Bravo à nos braves Lions! Félicitations à Pape Thiaw pour son coaching gagnant. Les joueurs ont bien rempli leur mission. Ils n’ont pas fait mentir les pronostics. Les meilleurs ont gagné, et la lucidité comme la vigilance ont prévalu.
Avec 70 % de possession de balle et des tirs tous azimuts, le registre des Lions a ravi le monde et mis en extase tous les amoureux du beau football. Quel rouleau compresseur face à une équipe hyper défensive, regroupée dans son but ! L’Égypte ne joue pas : elle profite de bêtes erreurs et mise sur des faits de jeu.
Le monde est ravi du spectacle et l’Afrique, par le Sénégal, est en train de montrer le vrai visage de son football. Avec ce spectacle en mondiovision, le Sénégal annonce la couleur, et c’est tout à l’honneur du football sénégalais.
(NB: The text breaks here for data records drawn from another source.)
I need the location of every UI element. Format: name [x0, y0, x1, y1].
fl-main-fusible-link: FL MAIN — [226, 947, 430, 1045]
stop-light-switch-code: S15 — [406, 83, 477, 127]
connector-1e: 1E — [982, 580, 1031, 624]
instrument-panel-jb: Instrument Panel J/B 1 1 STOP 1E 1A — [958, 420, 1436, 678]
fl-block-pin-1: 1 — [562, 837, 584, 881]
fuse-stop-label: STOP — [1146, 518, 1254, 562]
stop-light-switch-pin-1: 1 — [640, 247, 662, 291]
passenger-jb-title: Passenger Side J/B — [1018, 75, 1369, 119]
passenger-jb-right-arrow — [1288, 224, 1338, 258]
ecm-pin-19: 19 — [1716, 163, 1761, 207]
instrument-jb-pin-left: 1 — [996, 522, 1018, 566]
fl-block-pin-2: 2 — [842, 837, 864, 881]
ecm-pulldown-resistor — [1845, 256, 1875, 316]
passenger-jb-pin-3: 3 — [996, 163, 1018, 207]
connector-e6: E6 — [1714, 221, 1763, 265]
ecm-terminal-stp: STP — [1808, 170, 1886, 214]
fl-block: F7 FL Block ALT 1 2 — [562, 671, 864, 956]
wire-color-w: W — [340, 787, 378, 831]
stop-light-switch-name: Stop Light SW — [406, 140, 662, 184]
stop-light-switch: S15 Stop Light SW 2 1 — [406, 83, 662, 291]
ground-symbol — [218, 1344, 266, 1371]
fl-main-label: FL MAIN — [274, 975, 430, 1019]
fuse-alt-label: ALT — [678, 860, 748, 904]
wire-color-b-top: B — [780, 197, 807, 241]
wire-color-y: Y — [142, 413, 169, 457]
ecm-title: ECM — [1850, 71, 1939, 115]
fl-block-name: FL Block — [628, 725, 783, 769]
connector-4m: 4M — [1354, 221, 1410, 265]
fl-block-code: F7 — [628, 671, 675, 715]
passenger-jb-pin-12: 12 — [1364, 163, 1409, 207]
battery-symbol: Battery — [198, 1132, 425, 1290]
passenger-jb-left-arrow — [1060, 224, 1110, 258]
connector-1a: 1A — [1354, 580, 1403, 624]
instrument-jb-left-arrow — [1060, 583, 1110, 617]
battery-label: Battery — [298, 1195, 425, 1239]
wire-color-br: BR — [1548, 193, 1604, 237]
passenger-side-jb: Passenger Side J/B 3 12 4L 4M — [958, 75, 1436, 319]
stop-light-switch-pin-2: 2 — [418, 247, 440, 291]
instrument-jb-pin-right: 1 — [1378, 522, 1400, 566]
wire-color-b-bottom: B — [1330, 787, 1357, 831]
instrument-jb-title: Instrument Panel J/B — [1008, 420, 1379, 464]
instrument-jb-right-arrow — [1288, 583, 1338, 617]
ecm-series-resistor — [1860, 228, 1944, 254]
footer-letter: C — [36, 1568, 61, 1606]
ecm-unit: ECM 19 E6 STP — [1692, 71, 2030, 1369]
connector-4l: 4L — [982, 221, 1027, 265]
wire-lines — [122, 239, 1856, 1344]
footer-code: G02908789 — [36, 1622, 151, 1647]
Malgré les fautes et les faux jeux égyptiens, malgré leur roublardise, malgré leurs manœuvres d’influence sur l’arbitre, les Lions ont joué leur football. Ils ont déroulé leur système, leur tactique et leur maîtrise technique. Ils ont fait parler le ballon en jouant juste et vrai, en donnant au match un rythme et une tonalité qui font la joie de leurs supporters et des amis du football.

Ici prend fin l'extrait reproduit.